しかし、この山室の後世安楽の歌の詠まれた翌年、宣長はまるで掌[てのひら]をかえしたように、こう歌う。

死ねばみな黄泉[よみ]にゆくとはしらずしてほとけの国をねがふおろかさ

よみの国おもはばなどかうしとてもあたら此世[このよ]をいとひすつべき

ここで彼は、死後に何の期待も寄せていない。極楽浄土なぞ、絵そらごとだと言っている。儒を排し仏を排した宣長には山室の歌よりこの歌の方が似つかわしいともいえるが、それならば、彼はなぜ心をつくして眺めのよろしきところに墓をつくり、墓には山桜を一本、それも「随分花之宜キ木を致吟味」して植えるように指示し、それを「ちとせの春の宿」「千代のすみか」と呼んだのであろうか。
宣長は桜を一種の呪物[じゆぶつ]として死後を現世につなぎ、黄泉の闇と穢[けが]れを祓[はら]おうとしている。それが真に可能だと宣長が信じていたかどうかはわからない。しかし宣長は桜にその夢を賭けたのだ。
黄泉とはおそろしいところである。そして死ねばそこに行くときまっている。死んで行く黄泉にくらべれば、生きていまある現世は、憂き世だとか何だとか言ったところで、どれほどましな場所かわからない。死後の世界は光明の浄土ではなく暗黒の黄泉であるゆえに、わが死後を出来るだけ黄泉にとおいものに、すなわち現世のつづきの場所と状態にとどめ置きたい。その夢のかたちにあらわれたものが山室の墓地であった。
宣長が「徒然草」第七段に「命長ければ辱[はぢ]多し。長くとも四十[よそじ]に足らぬほどにて死なんこそ、めやすかるべけれ」とあるのを難じて、「言[こと]にこそさもいへ、心のうちには、たれかはさは思はむ」「人のまごころは、いかにわびしき身も、はやくしなばやとはおもはず、命をしまぬものはなし」(「玉勝間」)と言ったことは知られている。これも、「よみの国おもはばなどかうしてもあたら此世をいとひすてべき」と同じこころである。宣長は後の世のために現世を蔑[べつ]する後世者流ではなかった。
もっとも、ここで兼好のためにひと言弁じておけば、兼好もまたもちろん後世者流ではなかった。後世者流でないどころか、そもそも、兼好に後世そのものが信じられていなかったとするのが私の兼好理解であることはすでに言った。その理解からすれば第七段は言葉に矛盾があるように見えるが、それは矛盾というよりは、矛盾以前の趣味の問題であるだろう。兼好は後世に行くために早死をすすめているのではない。生きることの価値を問うて、老の醜さを否定しているのである。ここにあるのは兼好のダンディズムであり、「徒然草」の成立に二段階あるとする説にしたがえば、このあたりの兼好はまだ若く、思慮において浅いのである。「徒然草」の真の滋味は三十段を過ぎるころより後にあるとする説に、私は同意している。
それにしても、「死ねばみな黄泉にゆくとはしらずしてほとけの国をねがふおろかさ」とは、何という痛烈な皮肉であろう。宣長に皮肉の意図がないとすれば、何という痛烈な批評であろう。歌は義理にも名歌とはいえないが、この痛烈な批評のうちに宣長の死生観の本音が覗いている。
そしてこの宣長の死生観の本音ともいうべきものは、また西行の本音、というのは当らないにしても、すくなくとも西行の惑いとしてあったのではないだろうか。「山家集」に私たちは次のような歌を見る。

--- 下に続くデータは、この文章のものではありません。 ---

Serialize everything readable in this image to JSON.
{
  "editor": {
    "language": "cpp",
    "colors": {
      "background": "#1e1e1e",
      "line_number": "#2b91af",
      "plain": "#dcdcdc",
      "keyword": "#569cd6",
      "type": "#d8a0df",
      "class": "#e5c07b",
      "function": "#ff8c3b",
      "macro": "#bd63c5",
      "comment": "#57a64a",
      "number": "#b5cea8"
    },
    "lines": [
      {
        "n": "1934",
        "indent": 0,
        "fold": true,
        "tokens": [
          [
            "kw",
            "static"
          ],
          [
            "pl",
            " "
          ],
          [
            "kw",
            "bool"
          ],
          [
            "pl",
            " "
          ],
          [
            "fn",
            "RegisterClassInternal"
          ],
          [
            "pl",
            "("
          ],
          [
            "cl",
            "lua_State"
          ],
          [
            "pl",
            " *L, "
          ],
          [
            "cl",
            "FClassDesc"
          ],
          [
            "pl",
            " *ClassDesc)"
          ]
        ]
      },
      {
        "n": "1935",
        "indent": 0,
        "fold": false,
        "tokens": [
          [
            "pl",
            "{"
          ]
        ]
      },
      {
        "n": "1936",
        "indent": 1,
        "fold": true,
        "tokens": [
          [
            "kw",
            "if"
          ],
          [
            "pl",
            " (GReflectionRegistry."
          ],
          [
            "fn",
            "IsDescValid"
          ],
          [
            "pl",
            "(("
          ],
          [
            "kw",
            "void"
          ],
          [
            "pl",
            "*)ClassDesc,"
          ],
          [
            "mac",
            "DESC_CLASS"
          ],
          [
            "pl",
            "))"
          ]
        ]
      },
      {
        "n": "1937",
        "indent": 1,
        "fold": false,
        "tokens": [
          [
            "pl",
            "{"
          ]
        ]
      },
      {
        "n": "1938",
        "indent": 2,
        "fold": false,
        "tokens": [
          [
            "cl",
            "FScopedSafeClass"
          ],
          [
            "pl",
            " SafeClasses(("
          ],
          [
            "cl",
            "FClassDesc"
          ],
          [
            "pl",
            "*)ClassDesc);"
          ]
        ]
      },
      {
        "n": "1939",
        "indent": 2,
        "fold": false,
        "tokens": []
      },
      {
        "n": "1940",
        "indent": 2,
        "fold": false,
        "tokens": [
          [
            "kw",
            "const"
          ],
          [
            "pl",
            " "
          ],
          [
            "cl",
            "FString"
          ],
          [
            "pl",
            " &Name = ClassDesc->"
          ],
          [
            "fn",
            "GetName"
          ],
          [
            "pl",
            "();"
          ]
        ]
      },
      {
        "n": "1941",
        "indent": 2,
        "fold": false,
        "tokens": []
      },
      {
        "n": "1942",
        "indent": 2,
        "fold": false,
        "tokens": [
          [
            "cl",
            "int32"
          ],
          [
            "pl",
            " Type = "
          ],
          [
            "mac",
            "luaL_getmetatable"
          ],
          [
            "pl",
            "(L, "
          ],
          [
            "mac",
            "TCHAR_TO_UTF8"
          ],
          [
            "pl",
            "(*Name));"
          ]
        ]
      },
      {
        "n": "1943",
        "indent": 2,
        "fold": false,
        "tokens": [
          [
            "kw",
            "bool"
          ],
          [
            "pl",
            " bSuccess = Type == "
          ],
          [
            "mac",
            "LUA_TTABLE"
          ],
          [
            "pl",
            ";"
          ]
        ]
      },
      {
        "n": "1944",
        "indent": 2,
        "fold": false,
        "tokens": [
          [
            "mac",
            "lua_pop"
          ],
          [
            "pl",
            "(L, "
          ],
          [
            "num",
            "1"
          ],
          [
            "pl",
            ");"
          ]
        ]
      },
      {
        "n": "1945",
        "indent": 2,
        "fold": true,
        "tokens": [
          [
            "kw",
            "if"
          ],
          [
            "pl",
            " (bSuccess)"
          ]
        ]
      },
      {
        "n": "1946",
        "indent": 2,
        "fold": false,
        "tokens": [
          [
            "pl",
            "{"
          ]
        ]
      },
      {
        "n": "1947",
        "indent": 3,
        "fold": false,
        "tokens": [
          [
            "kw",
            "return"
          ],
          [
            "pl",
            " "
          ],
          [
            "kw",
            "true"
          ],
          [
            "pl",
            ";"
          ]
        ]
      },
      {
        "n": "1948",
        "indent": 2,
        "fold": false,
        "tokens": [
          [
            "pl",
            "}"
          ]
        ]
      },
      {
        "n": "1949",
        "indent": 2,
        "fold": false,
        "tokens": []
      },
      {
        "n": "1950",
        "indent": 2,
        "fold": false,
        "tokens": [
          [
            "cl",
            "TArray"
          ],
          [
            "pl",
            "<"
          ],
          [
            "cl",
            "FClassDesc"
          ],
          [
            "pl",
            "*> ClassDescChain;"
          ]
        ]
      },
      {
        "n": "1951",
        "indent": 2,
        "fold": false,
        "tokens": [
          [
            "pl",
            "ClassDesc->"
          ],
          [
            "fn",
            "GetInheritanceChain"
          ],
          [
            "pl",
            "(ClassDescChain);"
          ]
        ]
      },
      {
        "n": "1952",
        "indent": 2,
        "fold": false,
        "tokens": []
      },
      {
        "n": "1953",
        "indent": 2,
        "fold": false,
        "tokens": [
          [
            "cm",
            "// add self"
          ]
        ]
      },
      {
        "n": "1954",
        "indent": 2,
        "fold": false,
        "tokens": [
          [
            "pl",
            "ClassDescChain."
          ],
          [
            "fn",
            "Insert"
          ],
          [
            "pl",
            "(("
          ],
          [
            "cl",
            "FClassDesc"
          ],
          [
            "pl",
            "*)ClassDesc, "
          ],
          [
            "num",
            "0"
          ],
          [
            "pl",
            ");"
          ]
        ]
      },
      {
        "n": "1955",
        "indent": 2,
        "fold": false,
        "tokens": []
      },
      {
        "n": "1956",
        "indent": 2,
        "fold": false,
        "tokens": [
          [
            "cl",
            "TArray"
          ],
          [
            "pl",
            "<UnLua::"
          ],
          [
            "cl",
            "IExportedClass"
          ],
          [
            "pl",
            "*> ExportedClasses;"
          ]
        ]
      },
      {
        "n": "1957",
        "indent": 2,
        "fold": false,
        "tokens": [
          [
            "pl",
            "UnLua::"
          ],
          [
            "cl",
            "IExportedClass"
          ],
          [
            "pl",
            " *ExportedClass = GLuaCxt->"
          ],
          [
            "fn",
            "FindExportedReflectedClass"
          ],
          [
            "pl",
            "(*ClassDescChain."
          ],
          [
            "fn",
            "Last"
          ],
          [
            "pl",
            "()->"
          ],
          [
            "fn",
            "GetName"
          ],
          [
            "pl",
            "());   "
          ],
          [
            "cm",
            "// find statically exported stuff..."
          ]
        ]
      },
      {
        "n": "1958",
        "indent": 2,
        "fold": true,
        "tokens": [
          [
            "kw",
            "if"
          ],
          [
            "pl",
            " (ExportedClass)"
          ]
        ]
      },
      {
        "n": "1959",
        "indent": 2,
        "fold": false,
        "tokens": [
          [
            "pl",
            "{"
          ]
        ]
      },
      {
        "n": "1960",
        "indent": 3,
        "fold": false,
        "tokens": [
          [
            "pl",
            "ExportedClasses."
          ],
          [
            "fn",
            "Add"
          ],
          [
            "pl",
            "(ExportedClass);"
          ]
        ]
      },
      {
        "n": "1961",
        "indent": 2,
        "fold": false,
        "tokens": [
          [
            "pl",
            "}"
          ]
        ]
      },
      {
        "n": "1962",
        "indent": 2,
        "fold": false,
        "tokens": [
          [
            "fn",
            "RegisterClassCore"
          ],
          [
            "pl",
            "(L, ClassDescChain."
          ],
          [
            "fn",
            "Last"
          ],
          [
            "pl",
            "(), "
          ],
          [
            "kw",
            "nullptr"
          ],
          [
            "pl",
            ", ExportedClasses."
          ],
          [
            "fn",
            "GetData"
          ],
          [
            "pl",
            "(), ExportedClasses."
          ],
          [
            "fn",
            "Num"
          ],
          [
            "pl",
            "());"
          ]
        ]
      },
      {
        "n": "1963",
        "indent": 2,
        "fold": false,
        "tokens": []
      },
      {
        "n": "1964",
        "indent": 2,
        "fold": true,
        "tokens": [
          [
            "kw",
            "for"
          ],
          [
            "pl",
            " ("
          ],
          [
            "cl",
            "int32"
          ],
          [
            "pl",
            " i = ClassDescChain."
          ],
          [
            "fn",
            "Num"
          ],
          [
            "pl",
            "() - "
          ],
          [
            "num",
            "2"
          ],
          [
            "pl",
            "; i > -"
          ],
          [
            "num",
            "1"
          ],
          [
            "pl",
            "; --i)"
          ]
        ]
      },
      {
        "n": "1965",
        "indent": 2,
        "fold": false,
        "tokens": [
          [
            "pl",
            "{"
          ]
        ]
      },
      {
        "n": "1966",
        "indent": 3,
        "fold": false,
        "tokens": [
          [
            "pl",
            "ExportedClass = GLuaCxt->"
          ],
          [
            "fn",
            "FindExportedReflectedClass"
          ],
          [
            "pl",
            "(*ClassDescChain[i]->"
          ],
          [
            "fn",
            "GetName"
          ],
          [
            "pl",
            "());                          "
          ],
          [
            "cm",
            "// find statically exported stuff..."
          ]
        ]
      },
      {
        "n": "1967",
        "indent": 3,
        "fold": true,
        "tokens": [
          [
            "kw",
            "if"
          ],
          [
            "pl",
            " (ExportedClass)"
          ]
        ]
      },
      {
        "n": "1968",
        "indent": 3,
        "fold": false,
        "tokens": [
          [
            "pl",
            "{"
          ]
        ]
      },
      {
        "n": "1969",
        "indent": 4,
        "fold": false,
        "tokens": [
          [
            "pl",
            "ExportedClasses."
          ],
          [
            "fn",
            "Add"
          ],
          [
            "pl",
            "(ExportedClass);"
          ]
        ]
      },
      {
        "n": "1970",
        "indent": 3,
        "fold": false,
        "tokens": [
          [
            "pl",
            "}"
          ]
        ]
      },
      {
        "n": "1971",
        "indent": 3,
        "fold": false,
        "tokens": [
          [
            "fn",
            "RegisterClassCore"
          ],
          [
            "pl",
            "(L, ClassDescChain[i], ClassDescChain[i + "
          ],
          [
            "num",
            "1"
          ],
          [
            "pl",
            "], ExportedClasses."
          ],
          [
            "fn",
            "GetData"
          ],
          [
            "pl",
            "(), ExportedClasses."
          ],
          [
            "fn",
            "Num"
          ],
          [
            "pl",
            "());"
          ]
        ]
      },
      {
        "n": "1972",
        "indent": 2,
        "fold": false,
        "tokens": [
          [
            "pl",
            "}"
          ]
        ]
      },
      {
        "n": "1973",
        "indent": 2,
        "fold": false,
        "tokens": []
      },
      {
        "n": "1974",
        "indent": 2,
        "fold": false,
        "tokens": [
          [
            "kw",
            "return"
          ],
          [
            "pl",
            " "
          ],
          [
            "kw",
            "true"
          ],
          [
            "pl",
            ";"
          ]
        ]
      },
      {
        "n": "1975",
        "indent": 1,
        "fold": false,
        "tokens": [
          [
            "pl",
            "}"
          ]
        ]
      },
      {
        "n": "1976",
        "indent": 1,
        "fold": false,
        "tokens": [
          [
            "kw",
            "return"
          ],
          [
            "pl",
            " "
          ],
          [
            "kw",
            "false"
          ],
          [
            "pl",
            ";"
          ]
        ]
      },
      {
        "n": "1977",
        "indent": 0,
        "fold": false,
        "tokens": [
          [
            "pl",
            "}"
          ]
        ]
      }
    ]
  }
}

死にて伏さむ苔のむしろを思ふよりかねて知らるる岩かげの露

はかなしやあだに命の露消えて野辺にわが身やおくりおかれむ

一首目は暗い死の想念が歌われている。この死のかたちはどう贔屓目にみても浄土のものではない。黄泉のものである。光のささぬ岩室のなかに冷い雫にぬれながら横たわり、朽ちてゆくほかない無用のもの化した物体としての屍体[したい]。黄泉とはそういう死後のあり方だ。二首目は「岩かげ」が「野辺」になり、寒々しく孤独な屍体のイメージを無常観の感傷をもって洗い流そうとしているが、歌われている内容は同じで、二首まとめて、ここにあるのは黄泉という頽落[たいらく]した死後の世界にたいする嫌悪である。
 
二首の歌にあきらかなように、黄泉に死の主役をなすのは屍体である。「野辺にわが身やおくりおかれむ」とある、それは遺棄された「身」である。そして一方、浄土における死は、「心のうちにあらはさむ」と歌われているように、「心」だと知られる。
心身という立場よりみれば、黄泉の絶望的な死のありようが浄土の希望的な死のありように転じるためには、身を捨てて心を選ぶという決断がなされなければならない。身体の棄却の上に立って魂の分離と持続が信じられなければならない。当り前といえば当り前すぎることながら、死後のことはただ一つ、身をはなれて心は存在するかという問いに帰着する。
花月は、西行にとって、この身と心のあいだの難問を解く鍵である。ここに二首の歌がある。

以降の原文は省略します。